After having little success playing it safe, the Afghan government is gambling on a risky new strategy to convince the Taliban that the road to peace runs through Kabul.

In recent months, scores of Taliban officials and rank-and-file have been freed from prisons in Afghanistan and neighboring Pakistan. Now, Afghanistan is upping the ante with the expected release of thousands more within its borders while pushing Islamabad to free some of the Islamist militant group's most dangerous characters.
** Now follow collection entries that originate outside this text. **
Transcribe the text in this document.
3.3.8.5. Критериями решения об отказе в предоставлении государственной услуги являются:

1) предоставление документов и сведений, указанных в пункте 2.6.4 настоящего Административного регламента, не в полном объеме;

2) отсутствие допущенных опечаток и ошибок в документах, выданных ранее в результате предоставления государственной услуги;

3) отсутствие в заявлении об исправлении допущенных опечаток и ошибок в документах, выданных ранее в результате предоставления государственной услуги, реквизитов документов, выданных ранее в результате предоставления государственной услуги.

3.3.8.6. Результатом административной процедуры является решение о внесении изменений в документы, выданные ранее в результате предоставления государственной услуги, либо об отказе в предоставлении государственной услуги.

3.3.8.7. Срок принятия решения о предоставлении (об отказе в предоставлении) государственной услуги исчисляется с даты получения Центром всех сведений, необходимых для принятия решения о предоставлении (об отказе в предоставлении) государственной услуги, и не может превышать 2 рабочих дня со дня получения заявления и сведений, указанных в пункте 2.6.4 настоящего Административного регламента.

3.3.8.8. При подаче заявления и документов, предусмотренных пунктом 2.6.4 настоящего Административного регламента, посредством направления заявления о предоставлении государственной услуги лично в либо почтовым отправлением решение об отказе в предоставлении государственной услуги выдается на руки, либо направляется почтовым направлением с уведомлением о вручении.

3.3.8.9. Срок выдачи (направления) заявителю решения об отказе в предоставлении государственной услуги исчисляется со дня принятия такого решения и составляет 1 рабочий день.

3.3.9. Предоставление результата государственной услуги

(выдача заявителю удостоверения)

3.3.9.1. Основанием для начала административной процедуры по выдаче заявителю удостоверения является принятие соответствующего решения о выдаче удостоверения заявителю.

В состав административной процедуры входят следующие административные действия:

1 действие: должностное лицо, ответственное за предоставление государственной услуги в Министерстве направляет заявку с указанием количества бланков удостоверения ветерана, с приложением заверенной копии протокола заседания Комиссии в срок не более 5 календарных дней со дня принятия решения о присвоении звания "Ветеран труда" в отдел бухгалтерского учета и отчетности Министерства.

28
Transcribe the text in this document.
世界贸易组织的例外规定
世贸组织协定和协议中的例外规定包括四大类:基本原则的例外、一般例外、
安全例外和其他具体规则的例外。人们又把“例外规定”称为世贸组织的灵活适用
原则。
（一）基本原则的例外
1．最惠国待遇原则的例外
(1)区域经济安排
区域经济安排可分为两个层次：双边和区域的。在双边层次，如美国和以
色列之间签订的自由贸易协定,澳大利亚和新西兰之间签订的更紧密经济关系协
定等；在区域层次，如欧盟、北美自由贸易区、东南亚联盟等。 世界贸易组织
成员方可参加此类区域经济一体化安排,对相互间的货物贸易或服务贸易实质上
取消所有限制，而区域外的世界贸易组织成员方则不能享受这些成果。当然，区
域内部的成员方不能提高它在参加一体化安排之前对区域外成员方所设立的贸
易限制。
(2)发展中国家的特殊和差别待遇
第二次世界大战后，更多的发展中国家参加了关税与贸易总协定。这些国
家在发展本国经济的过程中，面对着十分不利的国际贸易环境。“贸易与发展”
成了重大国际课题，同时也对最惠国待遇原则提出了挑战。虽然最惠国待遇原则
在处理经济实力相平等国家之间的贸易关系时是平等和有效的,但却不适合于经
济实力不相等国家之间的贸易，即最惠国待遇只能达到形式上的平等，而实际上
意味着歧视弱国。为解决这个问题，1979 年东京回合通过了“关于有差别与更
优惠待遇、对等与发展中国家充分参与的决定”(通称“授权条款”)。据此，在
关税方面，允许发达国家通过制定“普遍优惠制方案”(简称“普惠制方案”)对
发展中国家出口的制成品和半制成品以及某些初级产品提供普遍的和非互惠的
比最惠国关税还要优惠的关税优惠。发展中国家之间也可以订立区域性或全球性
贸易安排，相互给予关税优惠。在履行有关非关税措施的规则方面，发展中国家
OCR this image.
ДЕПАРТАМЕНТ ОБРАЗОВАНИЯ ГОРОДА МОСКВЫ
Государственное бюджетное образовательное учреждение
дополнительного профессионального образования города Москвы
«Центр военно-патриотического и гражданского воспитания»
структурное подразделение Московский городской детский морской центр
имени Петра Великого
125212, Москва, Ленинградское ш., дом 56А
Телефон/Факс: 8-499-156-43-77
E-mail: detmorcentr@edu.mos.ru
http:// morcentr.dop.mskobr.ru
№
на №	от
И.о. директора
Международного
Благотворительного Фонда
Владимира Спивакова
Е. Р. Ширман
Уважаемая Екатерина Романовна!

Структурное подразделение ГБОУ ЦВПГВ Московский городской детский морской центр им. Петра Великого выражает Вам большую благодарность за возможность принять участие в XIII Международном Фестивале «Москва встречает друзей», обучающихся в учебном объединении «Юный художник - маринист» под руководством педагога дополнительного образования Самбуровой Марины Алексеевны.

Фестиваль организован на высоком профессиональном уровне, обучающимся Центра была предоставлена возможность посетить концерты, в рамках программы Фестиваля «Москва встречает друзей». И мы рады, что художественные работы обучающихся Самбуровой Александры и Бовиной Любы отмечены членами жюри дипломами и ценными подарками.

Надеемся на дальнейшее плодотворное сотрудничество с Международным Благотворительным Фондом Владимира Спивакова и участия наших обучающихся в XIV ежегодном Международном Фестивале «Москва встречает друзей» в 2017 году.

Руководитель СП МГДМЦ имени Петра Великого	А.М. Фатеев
The prisoner releases are seen as a signal of good faith from the administration of Afghan President Hamid Karzai, who is wary of peace efforts not led by Kabul but whose overtures for direct talks with the Taliban have been refused.
Link:http://www.rferl.org/content/afghani.../24822610.html

One US analyst, with time on the ground in Helmand, ends with:
The incentives do exist for them to talk about talking in a way to get concessions and cause friction between the Afghan government and the International Security Assistance Force and within the Afghan government...we cannot create these incentives for them to make a deal while we are leaving.
In the Good Friday Agreement (GFA) that led to a form of peace in Northern Ireland, the status of convicted prisoners was a critical issue and it became clear later an easing of parole leading to early release helped to gain the prisoners support for the GFA.

I fully accept Afghanistan is very different from Northern Ireland, but is such a mass release seemingly without condition wise?